Machado previously worked for dunhumby, the company behind the wildly successful Tesco Clubcard scheme. “Clubcard transactions were quite simple,” said Machado. “Users were aware that they were sharing their data with Tesco and that they’d receive relevant offers in return. But we’re at a stage now where people are sharing data with a whole load of online advertisers, making it harder to understand how data is being turned into insight or how generalisations are being made.”
“There seems to be a really difficult trade-off going on between wanting to protect the privacy of individuals and those individuals wanting to get the benefits of combined, accessible data,” said Coyle. This, according to Coyle, is where ethics and governance frameworks become key to value generation. “People shouldn’t be expected to test food for themselves, they expect there to be a regulatory environment that makes it safe for them,” she said. “Institutional frameworks can create that safe environment while ensuring people get a good deal in terms of how their data is used.”

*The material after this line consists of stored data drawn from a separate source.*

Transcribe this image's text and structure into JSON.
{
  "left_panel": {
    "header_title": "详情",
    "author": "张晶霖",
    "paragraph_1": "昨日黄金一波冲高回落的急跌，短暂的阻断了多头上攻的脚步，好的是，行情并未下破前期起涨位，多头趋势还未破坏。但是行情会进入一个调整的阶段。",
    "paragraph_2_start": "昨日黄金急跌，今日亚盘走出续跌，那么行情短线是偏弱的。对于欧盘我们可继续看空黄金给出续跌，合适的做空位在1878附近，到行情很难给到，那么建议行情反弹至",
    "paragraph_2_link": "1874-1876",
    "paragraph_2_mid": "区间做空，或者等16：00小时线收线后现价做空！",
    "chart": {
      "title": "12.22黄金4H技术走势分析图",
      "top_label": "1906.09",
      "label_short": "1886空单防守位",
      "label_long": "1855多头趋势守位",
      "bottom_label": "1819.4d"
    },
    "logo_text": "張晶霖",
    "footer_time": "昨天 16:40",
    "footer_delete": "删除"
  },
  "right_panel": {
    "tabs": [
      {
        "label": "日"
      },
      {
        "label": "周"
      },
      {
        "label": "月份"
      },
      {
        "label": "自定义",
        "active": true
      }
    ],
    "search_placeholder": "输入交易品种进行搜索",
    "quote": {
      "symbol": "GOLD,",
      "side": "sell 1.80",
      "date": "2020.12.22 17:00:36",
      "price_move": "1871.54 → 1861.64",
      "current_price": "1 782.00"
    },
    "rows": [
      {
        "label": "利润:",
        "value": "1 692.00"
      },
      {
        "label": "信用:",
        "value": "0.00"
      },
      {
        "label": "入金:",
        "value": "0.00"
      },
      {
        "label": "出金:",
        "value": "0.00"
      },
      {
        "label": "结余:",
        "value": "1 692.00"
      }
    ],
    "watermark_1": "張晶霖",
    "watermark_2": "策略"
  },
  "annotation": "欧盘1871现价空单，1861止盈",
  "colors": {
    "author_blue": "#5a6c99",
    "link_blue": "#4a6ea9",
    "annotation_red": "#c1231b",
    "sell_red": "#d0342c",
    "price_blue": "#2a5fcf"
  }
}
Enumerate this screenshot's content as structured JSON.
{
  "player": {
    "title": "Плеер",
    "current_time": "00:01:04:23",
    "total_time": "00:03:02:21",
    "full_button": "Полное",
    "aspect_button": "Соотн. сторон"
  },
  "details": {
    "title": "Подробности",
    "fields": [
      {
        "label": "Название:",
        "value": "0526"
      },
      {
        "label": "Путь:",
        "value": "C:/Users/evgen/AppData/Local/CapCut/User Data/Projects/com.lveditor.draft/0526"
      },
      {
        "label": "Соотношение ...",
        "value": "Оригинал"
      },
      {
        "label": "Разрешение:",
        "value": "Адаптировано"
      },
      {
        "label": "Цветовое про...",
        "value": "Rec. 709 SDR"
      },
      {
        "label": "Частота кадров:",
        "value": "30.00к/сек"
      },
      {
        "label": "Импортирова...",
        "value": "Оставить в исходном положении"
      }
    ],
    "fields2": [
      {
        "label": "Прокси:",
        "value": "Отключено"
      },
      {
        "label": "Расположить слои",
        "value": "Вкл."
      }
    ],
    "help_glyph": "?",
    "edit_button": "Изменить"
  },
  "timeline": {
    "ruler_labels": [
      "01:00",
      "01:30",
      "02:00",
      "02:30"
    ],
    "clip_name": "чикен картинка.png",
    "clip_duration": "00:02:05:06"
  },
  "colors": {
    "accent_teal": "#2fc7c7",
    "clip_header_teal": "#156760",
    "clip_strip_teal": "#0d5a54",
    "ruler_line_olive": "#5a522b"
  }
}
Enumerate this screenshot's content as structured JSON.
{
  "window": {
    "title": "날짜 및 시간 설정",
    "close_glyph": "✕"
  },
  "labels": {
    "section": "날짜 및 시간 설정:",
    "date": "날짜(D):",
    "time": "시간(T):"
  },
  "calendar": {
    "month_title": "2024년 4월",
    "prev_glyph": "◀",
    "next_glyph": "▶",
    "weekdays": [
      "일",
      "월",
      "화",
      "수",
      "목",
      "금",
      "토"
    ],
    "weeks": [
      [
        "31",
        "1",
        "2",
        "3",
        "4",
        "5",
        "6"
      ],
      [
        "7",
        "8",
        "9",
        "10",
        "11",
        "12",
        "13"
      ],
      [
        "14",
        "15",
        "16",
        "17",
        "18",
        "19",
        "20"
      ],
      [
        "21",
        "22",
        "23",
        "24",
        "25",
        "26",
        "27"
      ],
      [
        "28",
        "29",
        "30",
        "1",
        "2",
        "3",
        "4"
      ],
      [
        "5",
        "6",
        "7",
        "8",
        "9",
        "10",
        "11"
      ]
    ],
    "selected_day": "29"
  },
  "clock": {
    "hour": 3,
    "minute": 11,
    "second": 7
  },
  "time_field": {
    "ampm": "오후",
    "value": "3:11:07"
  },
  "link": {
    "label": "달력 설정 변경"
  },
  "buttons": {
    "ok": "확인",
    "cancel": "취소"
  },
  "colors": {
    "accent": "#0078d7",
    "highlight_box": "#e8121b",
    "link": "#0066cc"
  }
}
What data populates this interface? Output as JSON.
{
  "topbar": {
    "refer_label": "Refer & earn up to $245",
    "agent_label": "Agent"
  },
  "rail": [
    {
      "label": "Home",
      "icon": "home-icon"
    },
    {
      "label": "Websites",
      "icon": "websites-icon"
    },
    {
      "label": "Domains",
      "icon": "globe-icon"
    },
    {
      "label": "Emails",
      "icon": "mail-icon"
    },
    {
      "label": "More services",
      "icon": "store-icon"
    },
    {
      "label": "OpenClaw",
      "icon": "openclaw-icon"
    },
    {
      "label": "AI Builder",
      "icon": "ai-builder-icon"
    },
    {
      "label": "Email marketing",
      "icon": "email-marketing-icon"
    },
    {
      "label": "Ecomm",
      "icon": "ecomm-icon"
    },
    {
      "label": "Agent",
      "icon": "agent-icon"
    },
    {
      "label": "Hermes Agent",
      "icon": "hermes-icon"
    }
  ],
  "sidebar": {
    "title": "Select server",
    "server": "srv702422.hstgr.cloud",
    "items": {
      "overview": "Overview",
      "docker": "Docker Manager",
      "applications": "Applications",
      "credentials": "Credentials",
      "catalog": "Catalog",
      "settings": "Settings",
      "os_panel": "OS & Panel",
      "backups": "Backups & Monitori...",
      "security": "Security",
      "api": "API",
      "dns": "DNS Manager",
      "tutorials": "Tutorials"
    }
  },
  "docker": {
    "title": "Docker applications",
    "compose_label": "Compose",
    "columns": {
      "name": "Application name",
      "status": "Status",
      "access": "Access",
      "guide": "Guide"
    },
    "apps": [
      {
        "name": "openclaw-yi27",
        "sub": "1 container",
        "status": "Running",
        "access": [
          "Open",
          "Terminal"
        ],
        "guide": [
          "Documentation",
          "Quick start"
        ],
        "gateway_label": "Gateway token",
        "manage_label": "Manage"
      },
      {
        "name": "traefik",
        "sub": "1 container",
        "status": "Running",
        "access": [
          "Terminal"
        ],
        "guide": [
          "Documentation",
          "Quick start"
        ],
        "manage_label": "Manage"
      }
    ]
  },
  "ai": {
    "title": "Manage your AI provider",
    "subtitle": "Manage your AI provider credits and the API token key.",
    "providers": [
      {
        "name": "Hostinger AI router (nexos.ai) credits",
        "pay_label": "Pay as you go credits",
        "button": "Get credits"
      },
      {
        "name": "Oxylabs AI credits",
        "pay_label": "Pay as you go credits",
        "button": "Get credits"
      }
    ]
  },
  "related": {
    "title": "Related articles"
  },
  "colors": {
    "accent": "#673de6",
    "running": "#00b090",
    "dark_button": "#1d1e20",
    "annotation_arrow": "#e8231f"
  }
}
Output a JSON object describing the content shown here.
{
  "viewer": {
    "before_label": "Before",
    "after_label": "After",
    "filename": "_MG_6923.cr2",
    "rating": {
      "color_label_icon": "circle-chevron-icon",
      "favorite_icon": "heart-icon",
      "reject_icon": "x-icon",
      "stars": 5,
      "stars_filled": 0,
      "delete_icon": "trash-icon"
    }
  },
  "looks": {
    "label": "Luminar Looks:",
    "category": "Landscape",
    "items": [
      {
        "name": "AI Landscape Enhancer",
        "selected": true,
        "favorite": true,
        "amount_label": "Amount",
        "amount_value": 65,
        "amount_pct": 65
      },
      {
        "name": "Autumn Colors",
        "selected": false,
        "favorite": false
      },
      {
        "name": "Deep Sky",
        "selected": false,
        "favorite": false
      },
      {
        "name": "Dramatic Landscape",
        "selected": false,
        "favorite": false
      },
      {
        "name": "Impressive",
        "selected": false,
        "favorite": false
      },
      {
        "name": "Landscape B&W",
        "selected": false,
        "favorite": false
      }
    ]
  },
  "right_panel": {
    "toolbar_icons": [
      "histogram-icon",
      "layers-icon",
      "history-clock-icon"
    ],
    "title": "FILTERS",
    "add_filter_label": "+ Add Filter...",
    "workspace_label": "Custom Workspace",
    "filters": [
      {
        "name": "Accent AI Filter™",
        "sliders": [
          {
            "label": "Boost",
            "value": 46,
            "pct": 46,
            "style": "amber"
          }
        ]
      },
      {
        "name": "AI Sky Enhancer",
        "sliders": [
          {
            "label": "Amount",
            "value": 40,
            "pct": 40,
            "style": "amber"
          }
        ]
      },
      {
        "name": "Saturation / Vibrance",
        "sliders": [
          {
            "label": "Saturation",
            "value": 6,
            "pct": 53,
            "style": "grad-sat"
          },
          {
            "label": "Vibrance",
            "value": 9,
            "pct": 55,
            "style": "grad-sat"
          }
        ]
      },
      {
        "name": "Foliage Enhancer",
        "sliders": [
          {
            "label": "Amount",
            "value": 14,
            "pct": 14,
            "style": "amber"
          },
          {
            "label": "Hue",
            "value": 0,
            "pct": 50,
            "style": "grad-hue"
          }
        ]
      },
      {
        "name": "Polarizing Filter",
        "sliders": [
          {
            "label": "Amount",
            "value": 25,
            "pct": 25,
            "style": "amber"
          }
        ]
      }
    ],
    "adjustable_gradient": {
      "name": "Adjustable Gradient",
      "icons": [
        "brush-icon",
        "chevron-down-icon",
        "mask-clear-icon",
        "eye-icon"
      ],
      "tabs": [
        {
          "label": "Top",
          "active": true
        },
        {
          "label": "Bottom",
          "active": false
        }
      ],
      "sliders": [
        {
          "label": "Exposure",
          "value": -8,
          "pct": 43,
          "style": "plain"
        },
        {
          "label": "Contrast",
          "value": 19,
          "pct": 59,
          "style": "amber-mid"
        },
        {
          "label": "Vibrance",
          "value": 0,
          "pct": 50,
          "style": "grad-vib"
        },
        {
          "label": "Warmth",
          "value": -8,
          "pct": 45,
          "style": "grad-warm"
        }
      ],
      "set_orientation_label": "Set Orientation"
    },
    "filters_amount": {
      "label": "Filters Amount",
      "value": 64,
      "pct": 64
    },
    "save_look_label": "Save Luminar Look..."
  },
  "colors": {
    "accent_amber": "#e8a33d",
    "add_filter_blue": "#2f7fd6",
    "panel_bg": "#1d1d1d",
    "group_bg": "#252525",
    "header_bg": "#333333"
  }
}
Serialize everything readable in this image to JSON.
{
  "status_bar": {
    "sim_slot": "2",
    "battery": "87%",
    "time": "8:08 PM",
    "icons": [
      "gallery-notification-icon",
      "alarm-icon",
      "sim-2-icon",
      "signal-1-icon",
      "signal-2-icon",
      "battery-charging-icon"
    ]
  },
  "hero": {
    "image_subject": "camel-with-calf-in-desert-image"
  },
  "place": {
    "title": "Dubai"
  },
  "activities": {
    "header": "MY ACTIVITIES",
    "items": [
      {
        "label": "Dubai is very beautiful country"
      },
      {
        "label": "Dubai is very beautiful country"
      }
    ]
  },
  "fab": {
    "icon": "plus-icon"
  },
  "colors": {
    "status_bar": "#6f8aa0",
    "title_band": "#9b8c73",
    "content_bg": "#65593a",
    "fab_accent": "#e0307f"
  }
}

When it comes to approaches to assessing the value of data there is no consensus, but this is true for many areas of the global economy. Coyle explained: “It’s an inherent feature of the economy we’re in, it’s a nightmare for economists. This is true for all intangible assets – the value of a company can plummet to zero just from reputational damage. It’s just the world we live in. The Holy Grail is to find a method that builds enough consensus, but I’m not sure at the moment whether we will get there.”
What is clear is that when robust frameworks support a positive data culture, the potential for growth is enormous. “Try thinking about a clear data ethics framework and data fluency first, then measure what you can along the way. Value will come,” said Machado.